Радио пело голосом Марка Бернеса о темной ночи; Нина, которой нужно было на завод ко второй смене, ставила сковородку с ворчащей яичницей на стол.
- Голодный поди… Какая все же дикость – устроили катавасию с больной девушкой. Попа еще притащили, вот ведь средневековье. Врача к ней хоть вызывали?
- Да. Картузов сказал, сегодня какие-то светила из Свердловска приедут. Местные не так хороши, – усмехнулся Коля.
Нина нарезала хлеб, подвинула к нему блюдце с тонко нарезанным салом, погладила его по голове.
- Ну, ешь и ложись… Мне уходить скоро.
Коля ел горячую яичницу, слушал Бернеса, голос которого доносился до него как через вату, и чувствовал, как пульсирует кровь в ушах. Лицо Нины на секунду застыло, замерцало и тут же Коля вскочил, опрокинув стул, и бросился вон из дома. На крыльце перегнулся через перила, и его бурно стошнило только что съеденной яичницей.

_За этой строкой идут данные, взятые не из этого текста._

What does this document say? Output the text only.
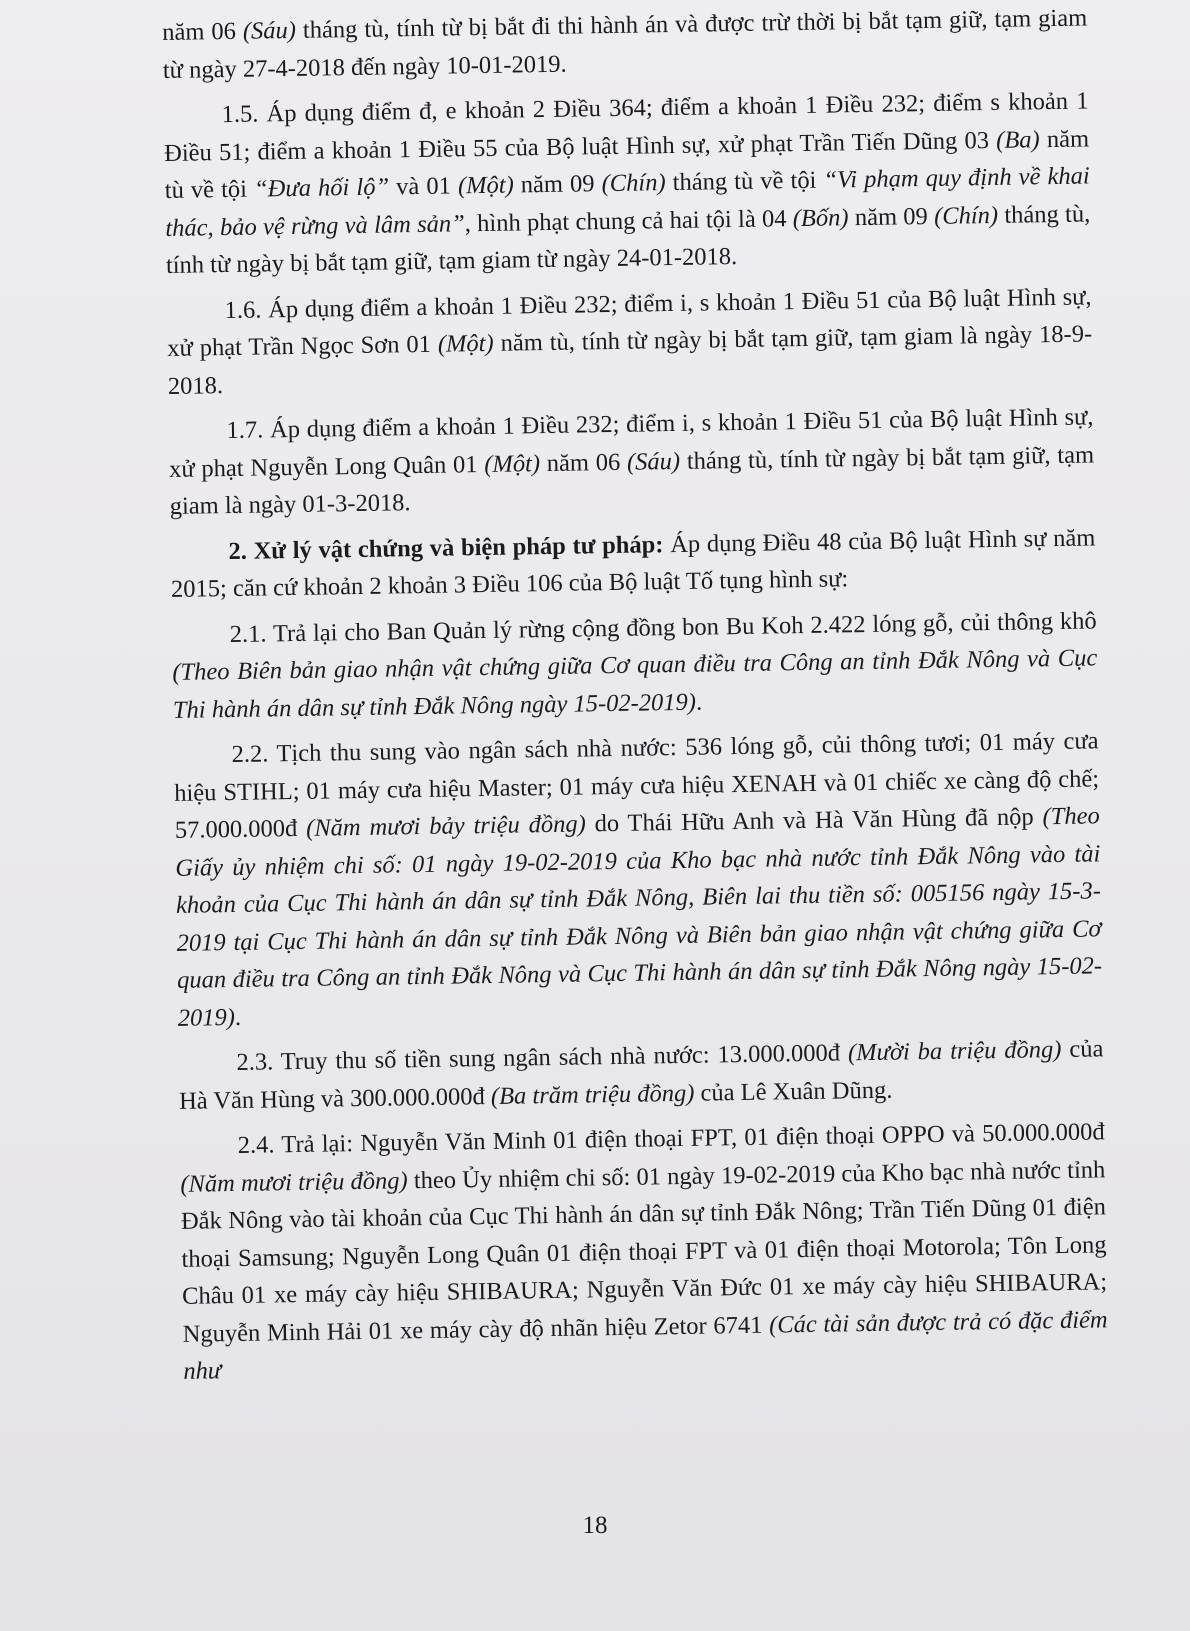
năm 06 (Sáu) tháng tù, tính từ bị bắt đi thi hành án và được trừ thời bị bắt tạm giữ, tạm giam từ ngày 27-4-2018 đến ngày 10-01-2019.

1.5. Áp dụng điểm đ, e khoản 2 Điều 364; điểm a khoản 1 Điều 232; điểm s khoản 1 Điều 51; điểm a khoản 1 Điều 55 của Bộ luật Hình sự, xử phạt Trần Tiến Dũng 03 (Ba) năm tù về tội “Đưa hối lộ” và 01 (Một) năm 09 (Chín) tháng tù về tội “Vi phạm quy định về khai thác, bảo vệ rừng và lâm sản”, hình phạt chung cả hai tội là 04 (Bốn) năm 09 (Chín) tháng tù, tính từ ngày bị bắt tạm giữ, tạm giam từ ngày 24-01-2018.

1.6. Áp dụng điểm a khoản 1 Điều 232; điểm i, s khoản 1 Điều 51 của Bộ luật Hình sự, xử phạt Trần Ngọc Sơn 01 (Một) năm tù, tính từ ngày bị bắt tạm giữ, tạm giam là ngày 18-9-2018.

1.7. Áp dụng điểm a khoản 1 Điều 232; điểm i, s khoản 1 Điều 51 của Bộ luật Hình sự, xử phạt Nguyễn Long Quân 01 (Một) năm 06 (Sáu) tháng tù, tính từ ngày bị bắt tạm giữ, tạm giam là ngày 01-3-2018.

2. Xử lý vật chứng và biện pháp tư pháp: Áp dụng Điều 48 của Bộ luật Hình sự năm 2015; căn cứ khoản 2 khoản 3 Điều 106 của Bộ luật Tố tụng hình sự:

2.1. Trả lại cho Ban Quản lý rừng cộng đồng bon Bu Koh 2.422 lóng gỗ, củi thông khô (Theo Biên bản giao nhận vật chứng giữa Cơ quan điều tra Công an tỉnh Đắk Nông và Cục Thi hành án dân sự tỉnh Đắk Nông ngày 15-02-2019).

2.2. Tịch thu sung vào ngân sách nhà nước: 536 lóng gỗ, củi thông tươi; 01 máy cưa hiệu STIHL; 01 máy cưa hiệu Master; 01 máy cưa hiệu XENAH và 01 chiếc xe càng độ chế; 57.000.000đ (Năm mươi bảy triệu đồng) do Thái Hữu Anh và Hà Văn Hùng đã nộp (Theo Giấy ủy nhiệm chi số: 01 ngày 19-02-2019 của Kho bạc nhà nước tỉnh Đắk Nông vào tài khoản của Cục Thi hành án dân sự tỉnh Đắk Nông, Biên lai thu tiền số: 005156 ngày 15-3-2019 tại Cục Thi hành án dân sự tỉnh Đắk Nông và Biên bản giao nhận vật chứng giữa Cơ quan điều tra Công an tỉnh Đắk Nông và Cục Thi hành án dân sự tỉnh Đắk Nông ngày 15-02-2019).

2.3. Truy thu số tiền sung ngân sách nhà nước: 13.000.000đ (Mười ba triệu đồng) của Hà Văn Hùng và 300.000.000đ (Ba trăm triệu đồng) của Lê Xuân Dũng.

2.4. Trả lại: Nguyễn Văn Minh 01 điện thoại FPT, 01 điện thoại OPPO và 50.000.000đ (Năm mươi triệu đồng) theo Ủy nhiệm chi số: 01 ngày 19-02-2019 của Kho bạc nhà nước tỉnh Đắk Nông vào tài khoản của Cục Thi hành án dân sự tỉnh Đắk Nông; Trần Tiến Dũng 01 điện thoại Samsung; Nguyễn Long Quân 01 điện thoại FPT và 01 điện thoại Motorola; Tôn Long Châu 01 xe máy cày hiệu SHIBAURA; Nguyễn Văn Đức 01 xe máy cày hiệu SHIBAURA; Nguyễn Minh Hải 01 xe máy cày độ nhãn hiệu Zetor 6741 (Các tài sản được trả có đặc điểm như

18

- Ты что? Что с тобой? – испуганно восклицала сзади Нина, и несся бархатный голос из радиоприемника:
«Темная ночь разделяет, любимая, нас,
И тревожная черная степь пролегла между нами»
***
На следующее дежурство Коля отправился, тяжело загребая сапогами; при одной мысли о неподвижных Зоиных глазах его охватывал мутное тяжелое чувство. К дому он подошел вместе с отцом Серафимом, которого без представителей власти больше внутрь не пускали. Тот невесело улыбнулся Коле, выдохнул в темноту морозный парок.
- Ну что, милиция, готов к ночному бдению?
Коля неразборчиво буркнул, пожал священнику руку и решительно направился в избу. Там было жарко натоплено, и санитарка указала на чайник:
- Только погрела, чаю попейте, пока горячий.
Серафим налил стакан, вынул кулек с сушками, предложил Коле. Тот поморщился:
- Не хочу. Вы сюда сушки, что ли, есть пришли…
Священник с удовольствием отхлебнул чай и спокойно сказал:
- А что сушки… Сушки делу не помеха.
- Зачем вы вообще ходите? Видите же, что ничем помочь не можете.
- Чтобы помочь, нужно понять. А я пока ничего не понимаю.